Lately the Roman editor of the book of Randolph Carter's adventures called me, saying that Bompiani gave the OKs and the book will be titled "Il Guardiano del Sogno" ("The Guardian of Dreams. The Adventures of R.C."). Great title, well done. The translation of "Kadath" is at a good point, and must say I did not remember such picaresque richness in the saga. Not bad, after all: I'm enjoying Lovecraft's work much - though I know he did not, and can understand why. After all, these adventures must have sound a bit childish to him, even if the backing cosmicism is awesome. In the end, what's wrong in reading or writing for (almost) pure fun?

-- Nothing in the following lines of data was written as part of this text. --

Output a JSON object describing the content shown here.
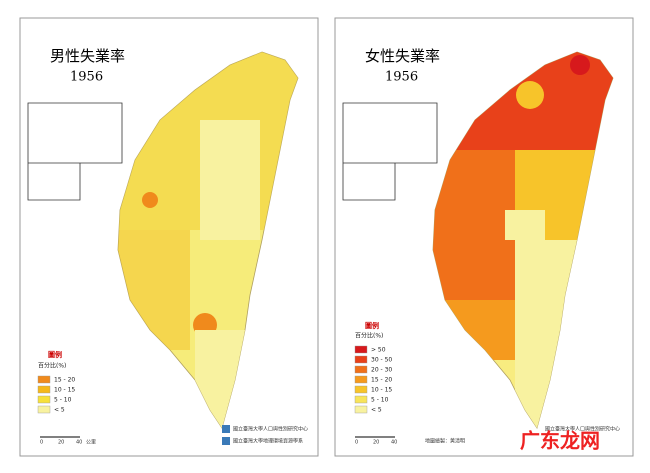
{
  "left": {
    "title": "男性失業率",
    "year": "1956",
    "legend": {
      "heading": "圖例",
      "unit": "百分比(%)",
      "items": [
        {
          "label": "15 - 20",
          "color": "#f08a1c"
        },
        {
          "label": "10 - 15",
          "color": "#f5b81a"
        },
        {
          "label": "5 - 10",
          "color": "#f7e03a"
        },
        {
          "label": "< 5",
          "color": "#f8f2a0"
        }
      ]
    },
    "scale": [
      "0",
      "20",
      "40",
      "公里"
    ],
    "credits": [
      "國立臺灣大學人口與性別研究中心",
      "國立臺灣大學地理環境資源學系"
    ]
  },
  "right": {
    "title": "女性失業率",
    "year": "1956",
    "legend": {
      "heading": "圖例",
      "unit": "百分比(%)",
      "items": [
        {
          "label": "> 50",
          "color": "#d7191c"
        },
        {
          "label": "30 - 50",
          "color": "#e8411a"
        },
        {
          "label": "20 - 30",
          "color": "#f0701a"
        },
        {
          "label": "15 - 20",
          "color": "#f59a1e"
        },
        {
          "label": "10 - 15",
          "color": "#f7c42a"
        },
        {
          "label": "5 - 10",
          "color": "#f8e45a"
        },
        {
          "label": "< 5",
          "color": "#f8f2a0"
        }
      ]
    },
    "scale": [
      "0",
      "20",
      "40"
    ],
    "author": "地圖繪製：黃清明",
    "credits": [
      "國立臺灣大學人口與性別研究中心"
    ]
  },
  "watermark": "广东龙网"
}
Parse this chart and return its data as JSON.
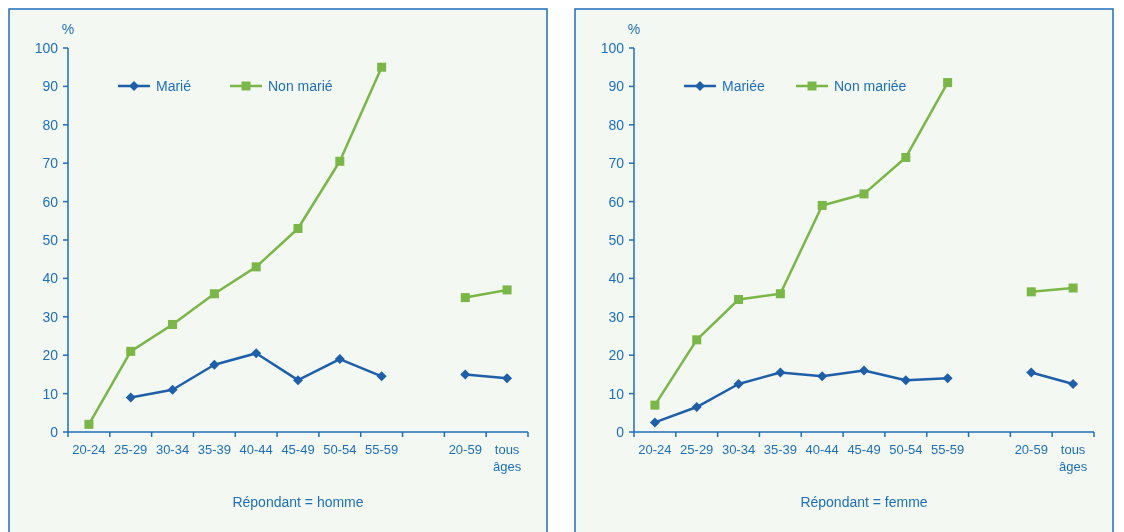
{
  "chart_data": [
    {
      "type": "line",
      "ylabel": "%",
      "xlabel": "Répondant = homme",
      "categories": [
        "20-24",
        "25-29",
        "30-34",
        "35-39",
        "40-44",
        "45-49",
        "50-54",
        "55-59",
        null,
        "20-59",
        "tous âges"
      ],
      "ylim": [
        0,
        100
      ],
      "yticks": [
        0,
        10,
        20,
        30,
        40,
        50,
        60,
        70,
        80,
        90,
        100
      ],
      "legend": "top",
      "series": [
        {
          "name": "Marié",
          "color": "#1f5fa8",
          "marker": "diamond",
          "values": [
            null,
            9,
            11,
            17.5,
            20.5,
            13.5,
            19,
            14.5,
            null,
            15,
            14
          ]
        },
        {
          "name": "Non marié",
          "color": "#7ab648",
          "marker": "square",
          "values": [
            2,
            21,
            28,
            36,
            43,
            53,
            70.5,
            95,
            null,
            35,
            37
          ]
        }
      ]
    },
    {
      "type": "line",
      "ylabel": "%",
      "xlabel": "Répondant = femme",
      "categories": [
        "20-24",
        "25-29",
        "30-34",
        "35-39",
        "40-44",
        "45-49",
        "50-54",
        "55-59",
        null,
        "20-59",
        "tous âges"
      ],
      "ylim": [
        0,
        100
      ],
      "yticks": [
        0,
        10,
        20,
        30,
        40,
        50,
        60,
        70,
        80,
        90,
        100
      ],
      "legend": "top",
      "series": [
        {
          "name": "Mariée",
          "color": "#1f5fa8",
          "marker": "diamond",
          "values": [
            2.5,
            6.5,
            12.5,
            15.5,
            14.5,
            16,
            13.5,
            14,
            null,
            15.5,
            12.5
          ]
        },
        {
          "name": "Non mariée",
          "color": "#7ab648",
          "marker": "square",
          "values": [
            7,
            24,
            34.5,
            36,
            59,
            62,
            71.5,
            91,
            null,
            36.5,
            37.5
          ]
        }
      ]
    }
  ]
}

That's it. Yesterday Juventus won the first match in B series of her entire history. What a fatigue! The opposite team, Vicenza, deserved to tie the score. Anyway, it ended 2-1 for Juve. The only good (and nostalgic) thing of the match was that the old and glorious black-and-white striped shirts reappeared in the even more glorious "Stadio Comunale" (Town Stadium), now re-baptised "Stadio Olimpico" because it hosted the inaugural ceremonies of recent Torino Winter Olympic Games. How many memories, for us juventinos, linked with that stadium..
So far, so good....

Monday, September 11, 2006

Forse la prima cosa che dovrei chiedermi, in questo primo post del mio primo blog, è: perchè l'ho fatto?
Poi, in un ordine variamente sparso:
in che lingua dovrei scriverlo?
che differenza c'è rispetto a tenere un diario? (nb: io non ho mai tenuto diari)
iniziare a scrivere un blog l'11 settembre ha un significato particolare?
cosa farò nei prossimi 10 anni?
cosa farò stasera?
Le domande sono tante... le risposte per ora nessuna. Forse è meglio lasciare che si rispondano DA SOLE. Bello scrivere il SOLE in verde..
Torno a Bobby Barlow, e a vedere come si è visualizzato questo capolavoro di post.